The claims from Tommy's Wellington sales director David Platt follow revelations by Stuff that a Kapiti Coast agent was unlicensed when he sold a meth-contaminated house in Waikanae to a young family.
That meant that, when Kiel and Emma Moore-Jones complained to the Real Estate Agents Authority about agent Neil Verry's behaviour, it could not investigate him.
Instead, the investigation will be into Harcourts agency Team MKH Wellington, which still employs Verry.
Platt said: "Currently the system relies on individual agents remembering to renew their own licences on the anniversary of the issue date.
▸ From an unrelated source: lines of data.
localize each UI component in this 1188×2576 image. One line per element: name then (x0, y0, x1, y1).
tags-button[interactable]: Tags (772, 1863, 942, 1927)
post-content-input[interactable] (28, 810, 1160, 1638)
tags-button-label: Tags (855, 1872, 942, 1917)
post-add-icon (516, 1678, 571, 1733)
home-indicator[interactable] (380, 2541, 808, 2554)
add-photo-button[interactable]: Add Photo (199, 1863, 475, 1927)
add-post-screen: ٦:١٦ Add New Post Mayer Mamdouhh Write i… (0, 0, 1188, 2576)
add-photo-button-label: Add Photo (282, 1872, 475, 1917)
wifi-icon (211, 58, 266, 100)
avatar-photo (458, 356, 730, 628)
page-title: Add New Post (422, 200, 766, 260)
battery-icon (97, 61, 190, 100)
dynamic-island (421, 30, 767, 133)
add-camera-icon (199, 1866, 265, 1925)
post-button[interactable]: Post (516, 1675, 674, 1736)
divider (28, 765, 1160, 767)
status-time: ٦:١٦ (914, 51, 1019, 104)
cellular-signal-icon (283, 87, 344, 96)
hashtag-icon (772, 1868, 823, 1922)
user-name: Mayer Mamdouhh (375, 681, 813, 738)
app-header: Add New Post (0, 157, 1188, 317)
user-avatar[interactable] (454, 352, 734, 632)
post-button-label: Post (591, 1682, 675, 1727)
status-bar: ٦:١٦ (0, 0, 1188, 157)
This makes it very difficult for the companies to monitor the status of each of their salespeople with the renewals spread over the course of a year."
The issue could be "fixed in a heartbeat" by having a single annual relicensing date, with agencies responsible for ensuring everyone was relicensed on the same day, "instead of the current relicensing mess the REAA have created".
But the Real Estate Institute of New Zealand's Wellington director, Euon Murrell, said he had no sympathy for agents who had let their licences lapse.
"It's as simple as going online – bingo. Get off your backside and apply for it, it's a 10-minute job."
REAA chief executive Kevin Lampen-Smith said unlicensed trading was a serious matter, but a single licensing date would require a legislation change.
Murrell said REINZ represented 14,000 agents, and processing them all on the same day would be a massive administrative burden.
Since the regulator was formed in 2009, eight of nine unlicensed trading prosecutions had been successful, Lampen-Smith said. "It is not a common activity, and we have no reason to believe it is widespread."
It is illegal under the Real Estate Agents Act 2008 to operate without a licence, with a penalty of up to $40,000 for an individual.
The REAA has a public register of licensed agents on its website, and Lampen-Smith urged anyone concerned about an agent's conduct to contact the authority.
Peter Thompson, managing director of Auckland agency Barfoot & Thompson, said he could see both sides of the licensing argument, but ultimately he backed the status quo.
Under a single renewal date, unethical agents could potentially leave an agency with the move going undetected, he said.